McGraw Hill: When Will They Learn?

In 2003, Diane Ravitch’s The Language Police chronicled the often ridiculous lengths that school textbook publishers resort to not to offend anyone. For example, according to some of the mandates, a dinosaur can’t be mentioned because this implies the theory of evolution. Further, no stories or pictures of a mother cooking dinner are allowed because this reinforces a stereotype. (Unsurprisingly, many of these ideas, which involve preposterous gender-neutral rephrasings of questions and promoting abstinence over contraception, were whipped up by McGraw-Hill. One professor, Sean G. Massey, was so furious that he initiated a boycott.)

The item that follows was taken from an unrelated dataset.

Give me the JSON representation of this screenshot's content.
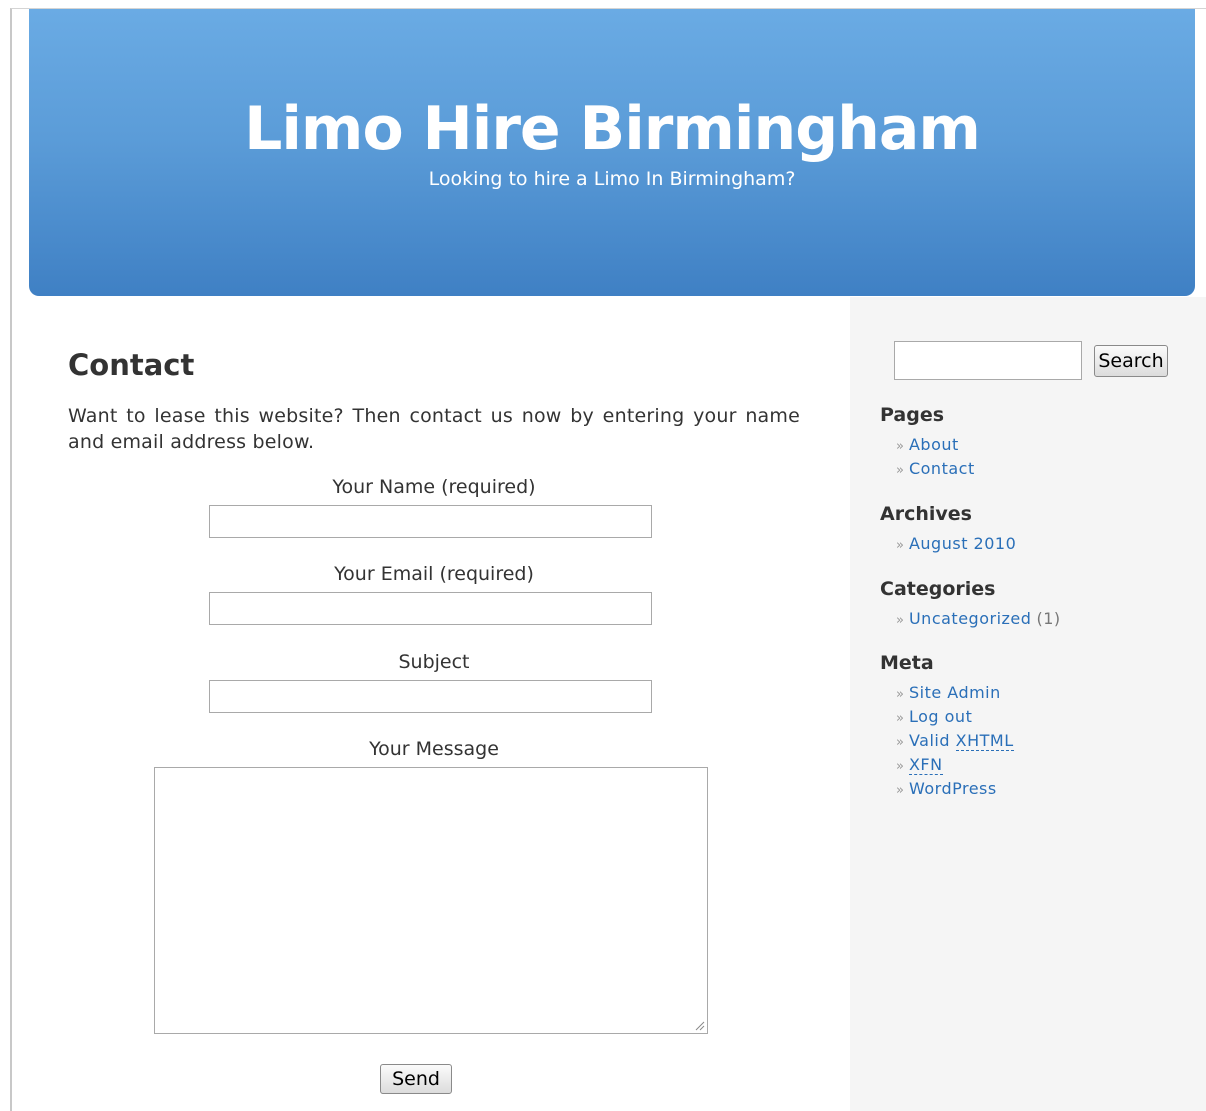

As if publishing approaches to school textbooks wasn’t absurd enough, McGraw-Hill is now hoping to target children in Canada with ads placed within their textbooks. The Toronto Star reports that McGraw-Hill has been “quietly trying to coax companies into buying advertising space in their texts.”

McGraw-Hill has a history of doing this. In 1999, a McGraw-Hill mathematics textbook featured an equation asking students to figure out how much money they needed to save to buy a pair of Nikes. The outcry resulted in AB 116, banning commercial images in public school textbooks in California.

Hopefully, the Canadians might take a cue from this.